France | France, Cour d'appel d'Angers, Ct0123, 11 octobre 2006, 4/06


COUR D'APPEL D'ANGERS Procédure après détention RG N : 06/00175 Ordonnance N 4/06 du 11 Octobre 2006

ORDONNANCE

Le 11 octobre 2006, nous Elisabeth LINDEN , Premier Président de la cour d'appel d'Angers, assistée de Magali GOUBET, greffier, avons prononcé l'ordonnance suivante dans l'affaire :

Monsieur Roger X... ... Présent et assisté de Me Laure KONRAT (avocat au barreau d'ANGERS) Madame Thérèse Y... épouse X... Monsieur Christophe X... Mademoiselle Christelle X... Mademoiselle Patricia X... Madame Angèle Z... épouse X... Représentés par Me Laure KONRAT

(avocat au barreau d'ANGERS) DEMANDEURS Monsieur PROCUREUR GENERAL Près la Cour ...

COUR D'APPEL D'ANGERS Procédure après détention RG N : 06/00175 Ordonnance N 4/06 du 11 Octobre 2006

ORDONNANCE

Le 11 octobre 2006, nous Elisabeth LINDEN , Premier Président de la cour d'appel d'Angers, assistée de Magali GOUBET, greffier, avons prononcé l'ordonnance suivante dans l'affaire :

Monsieur Roger X... ... Présent et assisté de Me Laure KONRAT (avocat au barreau d'ANGERS) Madame Thérèse Y... épouse X... Monsieur Christophe X... Mademoiselle Christelle X... Mademoiselle Patricia X... Madame Angèle Z... épouse X... Représentés par Me Laure KONRAT (avocat au barreau d'ANGERS) DEMANDEURS Monsieur PROCUREUR GENERAL Près la Cour d'Appel 49000 ANGERS Présent Monsieur L'AGENT JUDICIAIRE DU TRESOR Ayant élu domicile chez Maître LE DALL Rue Joachim du Bellay 49000 ANGERS Représenté par Maître LE DALL

Après débats en chambre du conseil à la demande de Monsieur X... le 27 septembre 2006, audience au cours de laquelle nous étions assistée de Magali GOUBET, Greffier, il a été indiqué que la décision serait prononcée le 11 Octobre 2006.

I - FAITS ET PROCÉDURE

Mis en examen pour viols sur mineurs de 15 ans le 4 avril 2002 et placé sous mandat de dépôt le même jour, M. X... a été mis en liberté sous contrôle judiciaire le 11 décembre 2003.

Il a été acquitté par arrêt de la cour d'assises du Maine et Loire du 27 juillet 2005.

Par requête déposée le 20 janvier 2006, M. X... a demandé l'indemnisation du préjudice qu'il a subi tant sur le plan moral que sur le plan matériel à raison des pertes de revenus et de son licenciement suite à sa mise en détention.
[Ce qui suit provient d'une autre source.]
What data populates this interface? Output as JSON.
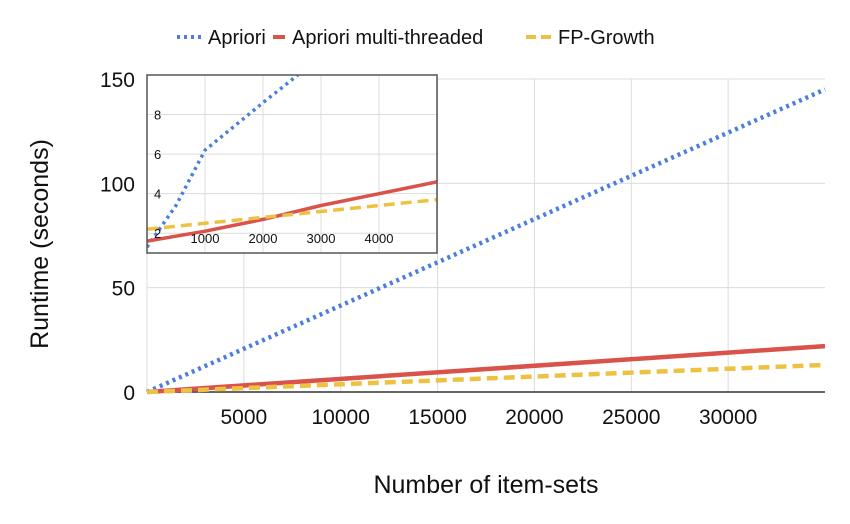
{
  "chart_data": [
    {
      "id": "main",
      "type": "line",
      "xlabel": "Number of item-sets",
      "ylabel": "Runtime (seconds)",
      "xlim": [
        0,
        35000
      ],
      "ylim": [
        0,
        150
      ],
      "xticks": [
        5000,
        10000,
        15000,
        20000,
        25000,
        30000
      ],
      "yticks": [
        0,
        50,
        100,
        150
      ],
      "grid": true,
      "legend_position": "top",
      "series": [
        {
          "name": "Apriori",
          "style": "dotted",
          "color": "#4a7fdc",
          "points": [
            [
              0,
              0
            ],
            [
              35000,
              145
            ]
          ]
        },
        {
          "name": "Apriori multi-threaded",
          "style": "solid",
          "color": "#d9534a",
          "points": [
            [
              0,
              0
            ],
            [
              35000,
              22
            ]
          ]
        },
        {
          "name": "FP-Growth",
          "style": "dashed",
          "color": "#edc243",
          "points": [
            [
              0,
              0
            ],
            [
              35000,
              13
            ]
          ]
        }
      ]
    },
    {
      "id": "inset",
      "type": "line",
      "xlim": [
        0,
        5000
      ],
      "ylim": [
        1,
        10
      ],
      "xticks": [
        1000,
        2000,
        3000,
        4000
      ],
      "yticks": [
        2,
        4,
        6,
        8
      ],
      "grid": true,
      "series": [
        {
          "name": "Apriori",
          "style": "dotted",
          "color": "#4a7fdc",
          "points": [
            [
              0,
              1.3
            ],
            [
              500,
              3.4
            ],
            [
              1000,
              6.2
            ],
            [
              2000,
              8.6
            ],
            [
              2600,
              10
            ]
          ]
        },
        {
          "name": "Apriori multi-threaded",
          "style": "solid",
          "color": "#d9534a",
          "points": [
            [
              0,
              1.6
            ],
            [
              1000,
              2.1
            ],
            [
              2000,
              2.7
            ],
            [
              3000,
              3.4
            ],
            [
              4000,
              4.0
            ],
            [
              5000,
              4.6
            ]
          ]
        },
        {
          "name": "FP-Growth",
          "style": "dashed",
          "color": "#edc243",
          "points": [
            [
              0,
              2.2
            ],
            [
              1000,
              2.5
            ],
            [
              2000,
              2.8
            ],
            [
              3000,
              3.1
            ],
            [
              4000,
              3.4
            ],
            [
              5000,
              3.7
            ]
          ]
        }
      ]
    }
  ]
}
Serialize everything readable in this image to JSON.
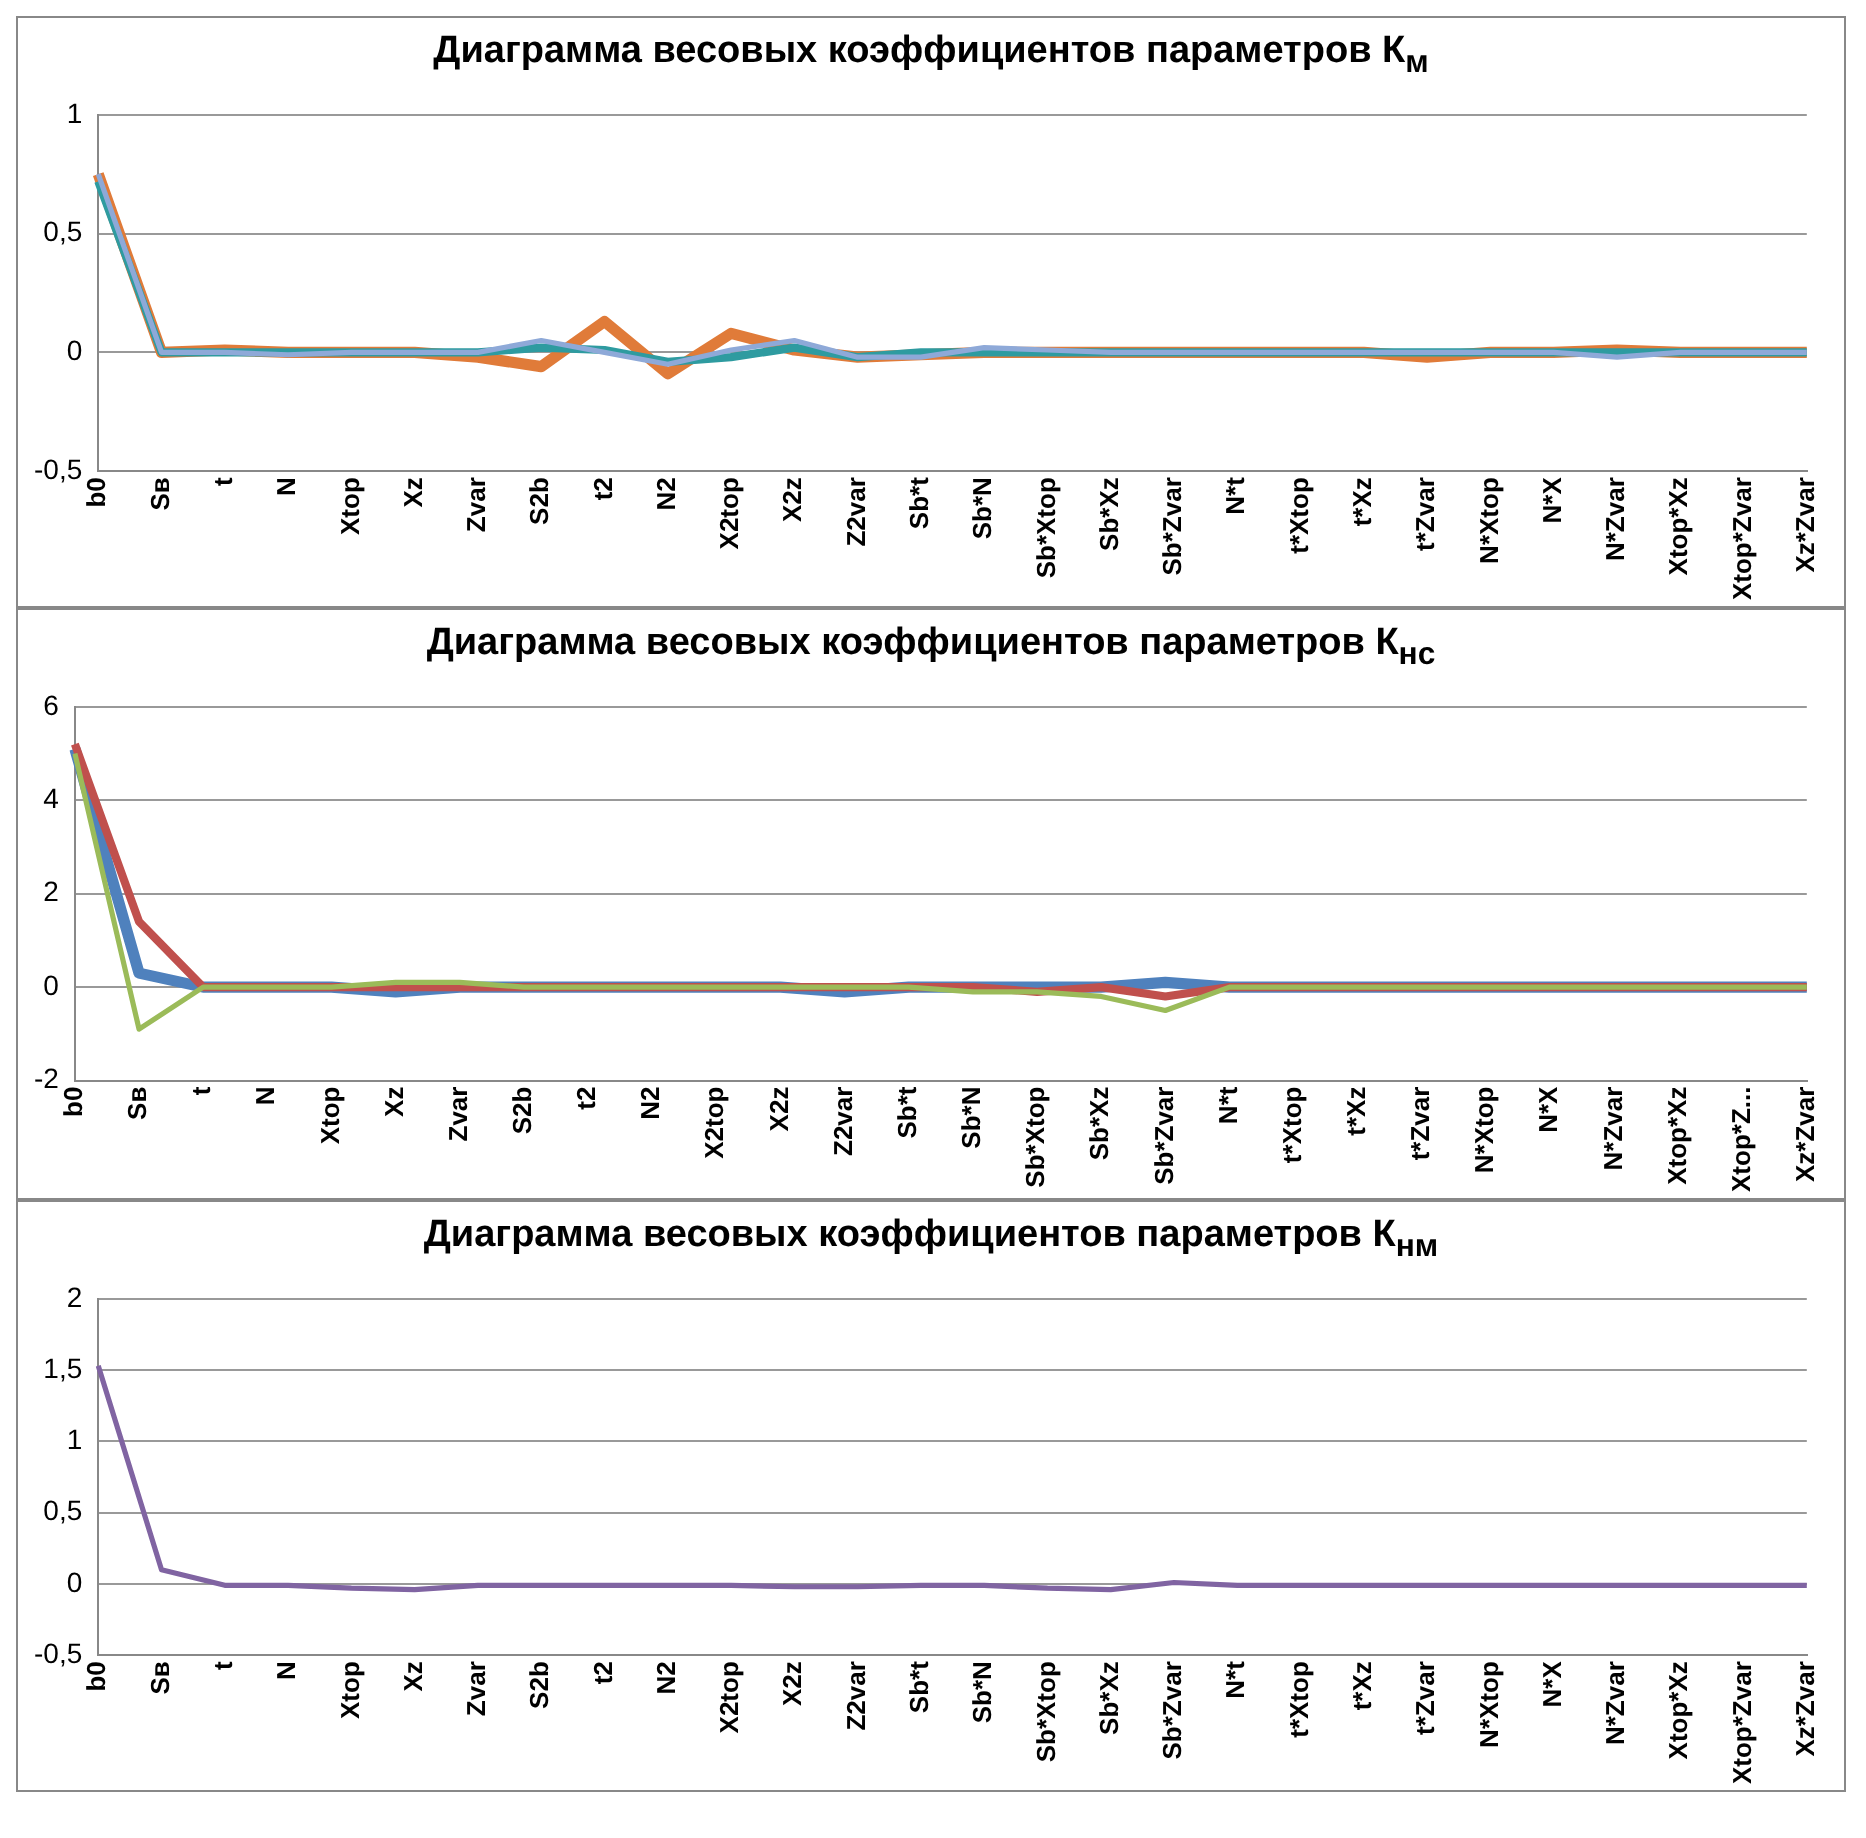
{
  "chart_data": [
    {
      "type": "line",
      "title": "Диаграмма весовых коэффициентов параметров К$_{м}$",
      "categories": [
        "b0",
        "Sв",
        "t",
        "N",
        "Xtop",
        "Xz",
        "Zvar",
        "S2b",
        "t2",
        "N2",
        "X2top",
        "X2z",
        "Z2var",
        "Sb*t",
        "Sb*N",
        "Sb*Xtop",
        "Sb*Xz",
        "Sb*Zvar",
        "N*t",
        "t*Xtop",
        "t*Xz",
        "t*Zvar",
        "N*Xtop",
        "N*X",
        "N*Zvar",
        "Xtop*Xz",
        "Xtop*Zvar",
        "Xz*Zvar"
      ],
      "series": [
        {
          "color": "#e07b39",
          "values": [
            0.75,
            0,
            0.01,
            0,
            0,
            0,
            -0.02,
            -0.06,
            0.13,
            -0.09,
            0.08,
            0.01,
            -0.02,
            -0.01,
            0,
            0,
            0,
            0,
            0,
            0,
            0,
            -0.02,
            0,
            0,
            0.01,
            0,
            0,
            0
          ]
        },
        {
          "color": "#2e9ba0",
          "values": [
            0.72,
            0,
            0,
            0,
            0,
            0,
            0,
            0.02,
            0.01,
            -0.04,
            -0.02,
            0.02,
            -0.02,
            0,
            0,
            0,
            0,
            0,
            0,
            0,
            0,
            0,
            0,
            0,
            0,
            0,
            0,
            0
          ]
        },
        {
          "color": "#8ea9d8",
          "values": [
            0.75,
            0,
            0,
            -0.01,
            0,
            0,
            0,
            0.05,
            0,
            -0.05,
            0.01,
            0.05,
            -0.02,
            -0.02,
            0.02,
            0.01,
            0,
            0,
            0,
            0,
            0,
            0,
            0,
            0,
            -0.02,
            0,
            0,
            0
          ]
        }
      ],
      "ylim": [
        -0.5,
        1
      ],
      "yticks": [
        {
          "value": -0.5,
          "label": "-0,5"
        },
        0,
        {
          "value": 0.5,
          "label": "0,5"
        },
        1
      ],
      "grid": "y",
      "marker": "none"
    },
    {
      "type": "line",
      "title": "Диаграмма весовых коэффициентов параметров К$_{нс}$",
      "categories": [
        "b0",
        "Sв",
        "t",
        "N",
        "Xtop",
        "Xz",
        "Zvar",
        "S2b",
        "t2",
        "N2",
        "X2top",
        "X2z",
        "Z2var",
        "Sb*t",
        "Sb*N",
        "Sb*Xtop",
        "Sb*Xz",
        "Sb*Zvar",
        "N*t",
        "t*Xtop",
        "t*Xz",
        "t*Zvar",
        "N*Xtop",
        "N*X",
        "N*Zvar",
        "Xtop*Xz",
        "Xtop*Z...",
        "Xz*Zvar"
      ],
      "series": [
        {
          "color": "#4f81bd",
          "values": [
            5.1,
            0.3,
            0,
            0,
            0,
            -0.1,
            0,
            0,
            0,
            0,
            0,
            0,
            -0.1,
            0,
            0,
            0,
            0,
            0.1,
            0,
            0,
            0,
            0,
            0,
            0,
            0,
            0,
            0,
            0
          ]
        },
        {
          "color": "#c0504d",
          "values": [
            5.2,
            1.4,
            0,
            0,
            0,
            0,
            0,
            0,
            0,
            0,
            0,
            0,
            0,
            0,
            0,
            -0.1,
            0,
            -0.2,
            0,
            0,
            0,
            0,
            0,
            0,
            0,
            0,
            0,
            0
          ]
        },
        {
          "color": "#9bbb59",
          "values": [
            5.0,
            -0.9,
            0,
            0,
            0,
            0.1,
            0.1,
            0,
            0,
            0,
            0,
            0,
            0,
            0,
            -0.1,
            -0.1,
            -0.2,
            -0.5,
            0,
            0,
            0,
            0,
            0,
            0,
            0,
            0,
            0,
            0
          ]
        }
      ],
      "ylim": [
        -2,
        6
      ],
      "yticks": [
        -2,
        0,
        2,
        4,
        6
      ],
      "grid": "y",
      "marker": "none"
    },
    {
      "type": "line",
      "title": "Диаграмма весовых коэффициентов параметров К$_{нм}$",
      "categories": [
        "b0",
        "Sв",
        "t",
        "N",
        "Xtop",
        "Xz",
        "Zvar",
        "S2b",
        "t2",
        "N2",
        "X2top",
        "X2z",
        "Z2var",
        "Sb*t",
        "Sb*N",
        "Sb*Xtop",
        "Sb*Xz",
        "Sb*Zvar",
        "N*t",
        "t*Xtop",
        "t*Xz",
        "t*Zvar",
        "N*Xtop",
        "N*X",
        "N*Zvar",
        "Xtop*Xz",
        "Xtop*Zvar",
        "Xz*Zvar"
      ],
      "series": [
        {
          "color": "#8064a2",
          "values": [
            1.53,
            0.1,
            -0.01,
            -0.01,
            -0.03,
            -0.04,
            -0.01,
            -0.01,
            -0.01,
            -0.01,
            -0.01,
            -0.02,
            -0.02,
            -0.01,
            -0.01,
            -0.03,
            -0.04,
            0.01,
            -0.01,
            -0.01,
            -0.01,
            -0.01,
            -0.01,
            -0.01,
            -0.01,
            -0.01,
            -0.01,
            -0.01
          ]
        }
      ],
      "ylim": [
        -0.5,
        2
      ],
      "yticks": [
        {
          "value": -0.5,
          "label": "-0,5"
        },
        0,
        {
          "value": 0.5,
          "label": "0,5"
        },
        1,
        {
          "value": 1.5,
          "label": "1,5"
        },
        2
      ],
      "grid": "y",
      "marker": "none"
    }
  ]
}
Il demande en conséquence paiement de la somme de 609 545,83 euros ainsi détaillée: - 500 000 euros en réparation du préjudice moral, - 19 400 euros en réparation de la perte de sa rémunération pendant la détention, - 8 004 euros en réparation de la perte de revenus jusqu'à sa mise à la retraite, - 50 000 euros en raison de la perte d'une chance de trouver un emploi, - 23 000 euros en raison de l'incidence de la perte, puis de la diminution de ses revenus sur sa future pension de retraite, - 8 244,83 euros au titre des honoraires payés à son avocat. - 897 euros à titre d'indemnité de procédure.

Par ailleurs, invoquant le préjudice par ricochet qu'ils ont subi, sa femme et ses enfants ont demandé chacun 16 000 euros.

L'agent judiciaire du Trésor offre 25 000 euros au titre du préjudice moral, 19 400 euros au titre de la perte de salaire, 5 820 euros en réparation des conséquences de la mise en détention sur le licenciement intervenu et 897 euros à titre d'indemnité de procédure. Il s'oppose en revanche à la demande relative aux frais d'avocat qui sont sans lien avec la détention et conclut à l'irrecevabilité des demandes présentées par les proches de M. X....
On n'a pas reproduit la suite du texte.